Thursday 12 April 2018

Book Review: Milk & Honey; Rupi Kaur.

Many thanks to some recent acquaintances for introducing me to this book! I don't read a lot of poetry as I've mentioned before, but many of my blogging friends have told me to read this one and I have finally had the opportunity.

SOURCE: Borrowed
TYPE: Paperback

TITLE: Milk & Honey
AUTHOR: Rupi Kaur
Andrews McMeel
PAGES: 208
GENRE: Poetry, Feminism

RATING: 3.5/5 Stars

Milk and Honey is a collection of poetry and prose about survival. About the experience of violence, abuse, love, loss, and femininity.

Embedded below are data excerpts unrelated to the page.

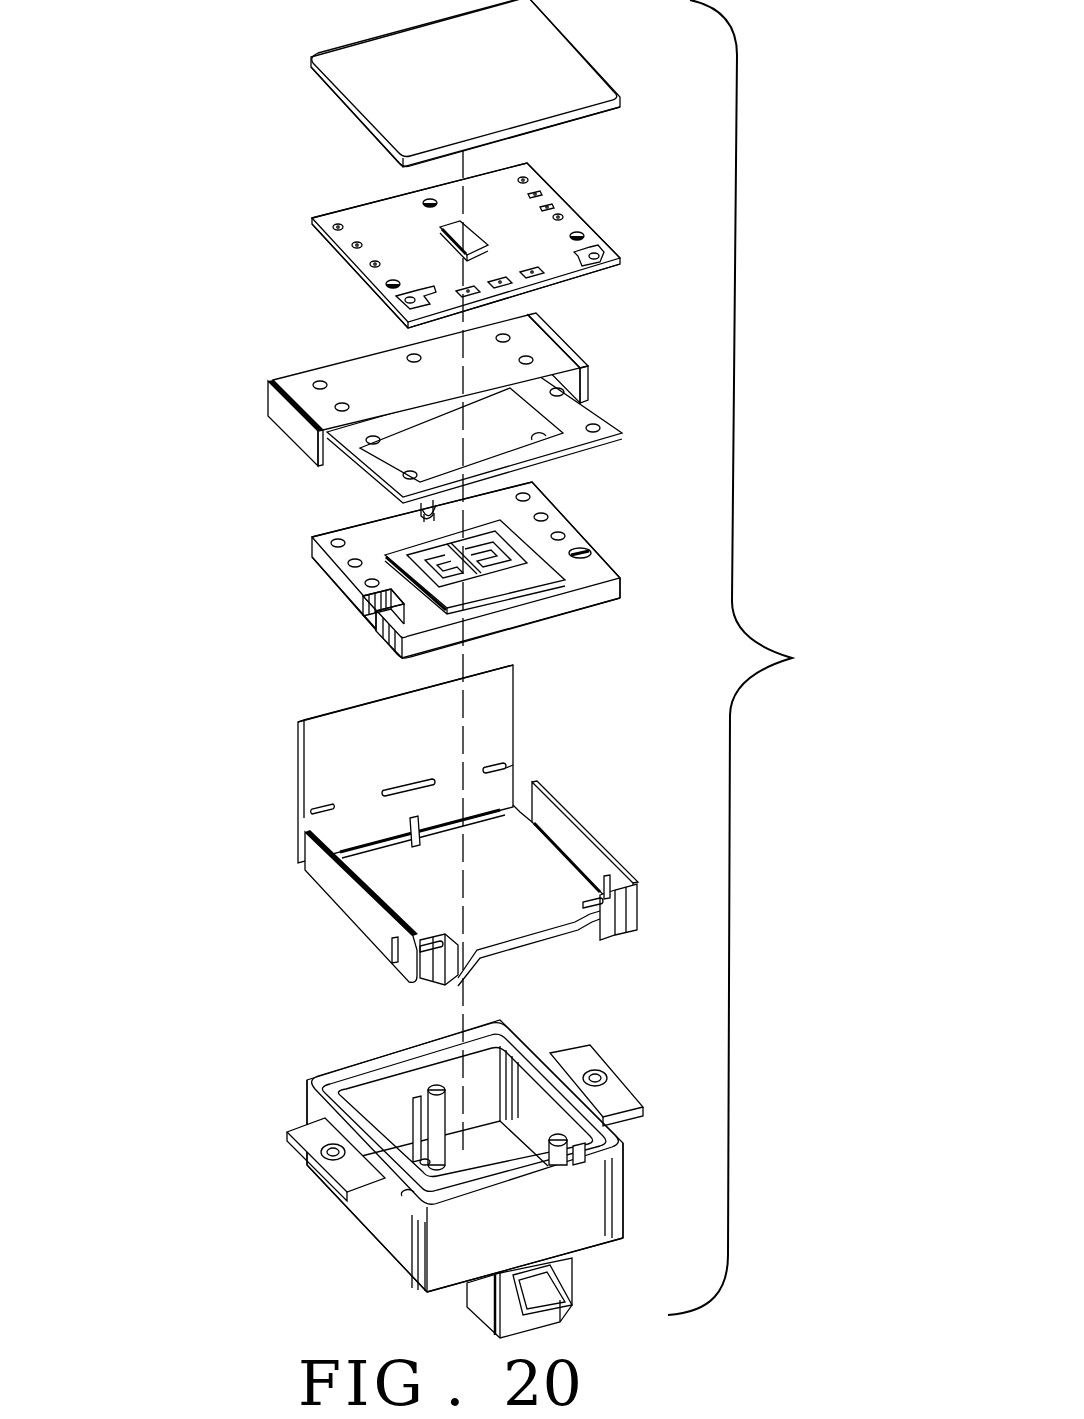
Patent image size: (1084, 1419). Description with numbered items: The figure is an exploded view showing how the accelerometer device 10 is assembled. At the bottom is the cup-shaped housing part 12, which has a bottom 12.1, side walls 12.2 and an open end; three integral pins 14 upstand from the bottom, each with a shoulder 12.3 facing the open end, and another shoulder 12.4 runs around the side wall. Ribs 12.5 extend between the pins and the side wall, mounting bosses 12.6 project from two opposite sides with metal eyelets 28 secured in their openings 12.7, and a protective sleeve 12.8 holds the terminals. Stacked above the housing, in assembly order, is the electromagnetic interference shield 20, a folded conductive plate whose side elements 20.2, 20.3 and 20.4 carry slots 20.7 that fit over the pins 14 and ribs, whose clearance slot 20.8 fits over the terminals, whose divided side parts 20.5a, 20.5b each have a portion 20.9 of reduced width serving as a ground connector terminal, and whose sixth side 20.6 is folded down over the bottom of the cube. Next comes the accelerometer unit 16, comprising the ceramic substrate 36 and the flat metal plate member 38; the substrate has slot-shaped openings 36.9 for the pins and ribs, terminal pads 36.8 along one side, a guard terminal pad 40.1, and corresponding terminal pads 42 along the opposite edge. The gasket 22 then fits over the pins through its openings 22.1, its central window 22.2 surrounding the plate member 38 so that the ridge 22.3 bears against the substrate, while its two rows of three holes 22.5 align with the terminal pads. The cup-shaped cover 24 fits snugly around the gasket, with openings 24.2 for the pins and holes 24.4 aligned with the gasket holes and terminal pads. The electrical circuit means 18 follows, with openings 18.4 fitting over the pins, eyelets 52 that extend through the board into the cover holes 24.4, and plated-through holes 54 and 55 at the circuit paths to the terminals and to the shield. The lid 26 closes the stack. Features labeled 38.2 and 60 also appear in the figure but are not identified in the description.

The accelerometer device 10 is at (791, 648).
The housing part 12 is at (499, 1132).
The bottom 12.1 is at (478, 1135).
The side walls 12.2 is at (365, 1220).
The shoulder 12.3 is at (424, 1158).
The shoulder 12.4 is at (456, 1050).
The ribs 12.5 is at (420, 1100).
The mounting bosses 12.6 is at (615, 1100).
The openings 12.7 is at (612, 1078).
The protective sleeve 12.8 is at (480, 1302).
The integral pins 14 is at (436, 1090).
The accelerometer unit 16 is at (455, 557).
The electrical circuit means 18 is at (475, 226).
The openings 18.4 is at (424, 200).
The electromagnetic interference shield 20 is at (491, 832).
The side element 20.2 is at (352, 900).
The side element 20.3 is at (504, 776).
The side element 20.4 is at (545, 806).
The side element part 20.5a is at (445, 975).
The side element part 20.5b is at (617, 918).
The sixth side 20.6 is at (508, 705).
The slots 20.7 is at (420, 838).
The clearance slot 20.8 is at (535, 938).
The portion of reduced width 20.9 is at (606, 905).
The gasket 22 is at (471, 434).
The openings 22.1 is at (600, 428).
The central window 22.2 is at (602, 444).
The ridge 22.3 is at (422, 514).
The holes 22.5 is at (562, 390).
The cover 24 is at (424, 384).
The openings 24.2 is at (408, 356).
The holes 24.4 is at (510, 337).
The lid 26 is at (608, 52).
The metal eyelets 28 is at (598, 1070).
The substrate 36 is at (540, 480).
The terminal pads 36.8 is at (331, 543).
The openings 36.9 is at (428, 512).
The flat metal plate member 38 is at (529, 583).
The serpentine slot 38.2 is at (478, 570).
The terminal pad 40.1 is at (348, 564).
The terminal pads 42 is at (530, 497).
The eyelets or hollow rivets 52 is at (527, 178).
The plated-through holes 54 is at (476, 290).
The plated-through holes 55 is at (600, 252).
The alignment hole 60 is at (550, 205).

The book is divided into four chapters, and each chapter serves a different purpose. Deals with a different pain. Heals a different heartache. Milk and Honey takes readers through a journey of the most bitter moments in life and finds sweetness in them because there is sweetness everywhere if you are just willing to look.

What I Liked:
  • A lot of the poems really packed a punch and were so emotive! Especially in the first section. Kaur takes a 'no holds barred' approach with tackling some pretty sensitive subjects and though for me it had a bigger impact, I would definitely put a trigger warning on this for sexual abuse and violence. My favourite section was the last because it was filled with a sense of sisterhood and hope which spoke to me.
  • I really loved the drawings that accompanied a lot of the poems. They were so effortlessly beautiful, and fit the tone of the poems perfectly too! Kaur is really talented at illustration as well as poetry, and I admired them more than anything in this book.
What I Disliked:
  • I almost cried for the trees that must have gone into the thousands of books this sold. Why? Because some of those poems were two lines long and took a whole page. The format for each poem grew a little tiresome too, as they were all written in the same way. While I loved the point behind each poem, I felt that it was the thought and emotion more than any kind of structure that I liked.
Overall Conclusion:
In a lot of ways this felt more like a collection of thoughts than poems. And I liked elements of that, mostly because Kaur's words were emotive and powerful. I felt myself agreeing with her sentiments and inspired by her musings. I also adored her artwork! I wish there had been more in the way of longer poems, as I tend to prefer those, but I still liked this book a lot. I don't know if I'll read her next collection, 'The Sun & Her Flowers', just yet but I certainly won't discount it.